IPC Communication for SID assignment

This is the same diagram as above but shows how the session ID (SID) is assigned and used throughout the server.

  main                  sec-mod                       worker
   |                       |                            |
   |                       |  <--SEC_AUTH_INIT---       |
   |                       |  -SEC_AUTH_REP (NEW SID)-> |
   |                       |  <--SEC_AUTH_CONT (SID)--- |
   |                       |         .                  |
   |                       |         .                  |
   |                       |         .                  |
   |                       |  ----SEC_AUTH_REP -------> |

(note that by that time the client/worker may be disconnected,
and reconnect later and use the cookie -SID- to resume the
already authenticated session).

   |                       |                            |
   | <----------AUTH_COOKIE_REQ (SID)-----------------  |
   |                       |                            |
   | -SESSION_OPEN (SID)-> |                            |
   | <--SESSION_REPLY----  |                            |   #contains additional config for client
   |                       |                            |
   | -----------------AUTH_REP----------------------->  |   #forwards the additional config for client
   |                       |                            |
   | <------------SESSION_INFO------------------------  |
   |                       |                            |
   |                       | <-- CLI_STATS (SID)------- |
   |                       |            (disconnect)
   | -SESSION_CLOSE(SID)-> |
   | <-- CLI_STATS (SID)-- |

Cookies

Cookies are valid for the value configured in cookie-timeout option, after a client disconnects due to timeout. Their purpose is to allow mobile clients to roam between networks without significant disruption in the VPN service.

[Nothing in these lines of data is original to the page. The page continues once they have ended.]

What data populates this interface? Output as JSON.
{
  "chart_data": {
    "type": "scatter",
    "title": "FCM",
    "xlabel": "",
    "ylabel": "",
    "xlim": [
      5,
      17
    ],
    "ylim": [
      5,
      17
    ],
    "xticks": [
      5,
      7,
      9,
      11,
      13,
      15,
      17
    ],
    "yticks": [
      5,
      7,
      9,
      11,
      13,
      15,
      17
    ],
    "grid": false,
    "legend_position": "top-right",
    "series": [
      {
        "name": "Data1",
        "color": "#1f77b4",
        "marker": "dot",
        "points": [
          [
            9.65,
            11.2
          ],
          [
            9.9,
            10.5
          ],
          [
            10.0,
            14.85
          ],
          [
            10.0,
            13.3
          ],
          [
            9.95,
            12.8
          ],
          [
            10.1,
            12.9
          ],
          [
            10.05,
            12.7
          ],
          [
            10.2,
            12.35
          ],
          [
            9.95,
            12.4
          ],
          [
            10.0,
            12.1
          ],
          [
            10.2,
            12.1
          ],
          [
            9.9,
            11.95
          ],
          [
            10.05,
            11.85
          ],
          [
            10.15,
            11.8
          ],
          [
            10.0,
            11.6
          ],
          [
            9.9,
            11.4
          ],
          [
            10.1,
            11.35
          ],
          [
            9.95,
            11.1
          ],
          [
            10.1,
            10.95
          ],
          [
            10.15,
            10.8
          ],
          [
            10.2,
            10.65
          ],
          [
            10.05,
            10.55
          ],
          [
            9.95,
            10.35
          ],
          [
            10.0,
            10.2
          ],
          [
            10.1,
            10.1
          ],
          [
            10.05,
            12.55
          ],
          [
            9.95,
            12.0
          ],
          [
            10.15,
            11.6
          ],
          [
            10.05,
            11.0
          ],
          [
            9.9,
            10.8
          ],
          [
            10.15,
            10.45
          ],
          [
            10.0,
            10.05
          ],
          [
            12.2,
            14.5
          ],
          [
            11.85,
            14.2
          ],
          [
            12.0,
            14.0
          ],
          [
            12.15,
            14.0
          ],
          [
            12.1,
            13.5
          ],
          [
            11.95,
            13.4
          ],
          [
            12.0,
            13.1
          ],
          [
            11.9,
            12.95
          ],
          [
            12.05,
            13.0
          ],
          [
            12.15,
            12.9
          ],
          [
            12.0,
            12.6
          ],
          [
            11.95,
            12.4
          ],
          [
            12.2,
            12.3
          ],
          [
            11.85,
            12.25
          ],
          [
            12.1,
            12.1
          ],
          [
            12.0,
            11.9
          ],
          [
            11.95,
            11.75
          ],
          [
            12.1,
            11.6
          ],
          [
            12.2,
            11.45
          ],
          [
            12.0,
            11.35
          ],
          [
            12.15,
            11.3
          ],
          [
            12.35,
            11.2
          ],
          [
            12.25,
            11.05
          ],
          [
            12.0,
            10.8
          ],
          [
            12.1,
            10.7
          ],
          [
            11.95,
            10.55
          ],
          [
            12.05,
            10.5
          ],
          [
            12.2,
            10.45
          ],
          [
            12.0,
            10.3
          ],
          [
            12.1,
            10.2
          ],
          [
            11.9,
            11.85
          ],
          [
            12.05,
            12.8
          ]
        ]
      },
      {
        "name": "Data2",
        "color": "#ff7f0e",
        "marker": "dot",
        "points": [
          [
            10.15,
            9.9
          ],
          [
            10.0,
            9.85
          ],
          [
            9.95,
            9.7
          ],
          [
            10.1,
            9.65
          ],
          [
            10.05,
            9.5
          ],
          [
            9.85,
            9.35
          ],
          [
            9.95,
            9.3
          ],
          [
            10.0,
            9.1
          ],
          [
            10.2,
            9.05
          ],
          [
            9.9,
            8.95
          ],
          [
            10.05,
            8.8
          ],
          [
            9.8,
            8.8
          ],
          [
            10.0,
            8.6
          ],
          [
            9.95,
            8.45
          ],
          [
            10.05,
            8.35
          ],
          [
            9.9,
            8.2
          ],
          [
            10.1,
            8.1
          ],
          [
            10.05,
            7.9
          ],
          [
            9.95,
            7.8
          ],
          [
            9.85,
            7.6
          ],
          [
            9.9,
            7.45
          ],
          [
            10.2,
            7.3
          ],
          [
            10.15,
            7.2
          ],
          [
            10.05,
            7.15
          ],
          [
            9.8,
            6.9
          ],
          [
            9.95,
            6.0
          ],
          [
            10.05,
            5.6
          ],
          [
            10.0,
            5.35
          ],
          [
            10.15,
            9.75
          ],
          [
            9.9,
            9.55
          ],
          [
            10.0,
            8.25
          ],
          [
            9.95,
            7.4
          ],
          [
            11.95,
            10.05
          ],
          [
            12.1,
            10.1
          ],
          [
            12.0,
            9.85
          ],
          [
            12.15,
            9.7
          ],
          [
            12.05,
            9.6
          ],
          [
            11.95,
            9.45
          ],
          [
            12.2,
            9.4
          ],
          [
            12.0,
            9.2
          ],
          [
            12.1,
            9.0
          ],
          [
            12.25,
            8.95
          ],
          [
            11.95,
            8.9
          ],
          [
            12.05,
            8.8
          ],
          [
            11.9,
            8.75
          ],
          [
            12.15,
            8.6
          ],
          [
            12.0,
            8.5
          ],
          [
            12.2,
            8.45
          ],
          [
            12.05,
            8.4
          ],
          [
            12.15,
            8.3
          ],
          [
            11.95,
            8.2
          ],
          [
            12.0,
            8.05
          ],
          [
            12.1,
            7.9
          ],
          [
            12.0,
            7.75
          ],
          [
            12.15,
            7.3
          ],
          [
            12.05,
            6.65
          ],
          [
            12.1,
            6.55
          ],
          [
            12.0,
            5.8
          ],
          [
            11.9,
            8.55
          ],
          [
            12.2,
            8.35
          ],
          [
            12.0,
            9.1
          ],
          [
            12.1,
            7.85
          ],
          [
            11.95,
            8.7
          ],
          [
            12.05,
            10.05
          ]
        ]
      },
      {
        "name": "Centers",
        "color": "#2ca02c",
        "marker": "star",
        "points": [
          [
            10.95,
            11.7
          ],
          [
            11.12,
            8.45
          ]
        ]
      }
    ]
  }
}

When compile with --enable-latency-stats

The ocserv server gathers statistical data about the latency incurred while processing received DTLS packets. Due to the volume of data being collected, processing is perfomed in batches. Batch size is a tradeoff of memory usage and statistical accuracy. All values are stored in microseconds (10^-6 seconds).

  • Latency samples are first batched by the ocserv-worker, which gathers LATENCY_SAMPLE_SIZE (1024) of latency data.

  • After LATENCY_SAMPLE_SIZE samples have been gathered, median, mean and STDEV (RMS of delta from median) are computed for that sample set. Totals are maintained for mean and STDEV as well as count of sample sets processed.

  • After more than LATENCY_WORKER_AGGREGATION_TIME (60) seconds have passed (or when the worker process ends) the totals for mean, STDEV and sample count are sent to the main process.

  • The ocserv-main process accumulates a running total of mean, STDEV and sample count from all the worker processes for the current sampling interval. Every LATENCY_AGGREGATION_TIME (60s) the current running total is stored as the latency data for the previous interval.

  • The main_server_st stats.current_latency_stats stores weighted mean of the latency the server experienced for the last LATENCY_AGGREGATION_TIME interval. Values are stored as total and sample count, permitting the consumer of the stats to better compute confidence interval and mean value for latency and variation of latency.

  • Latency information is emitted to the log and can also be queried via occtl. Mean latency for an interval can be computed as latency_median_total/latency_sample_count and mean STDEV can be computed as latency_rms_total/latency_sample_count.

  • Latency information can be used as a metric to measure how the ocserv is performing and to measure effective server load.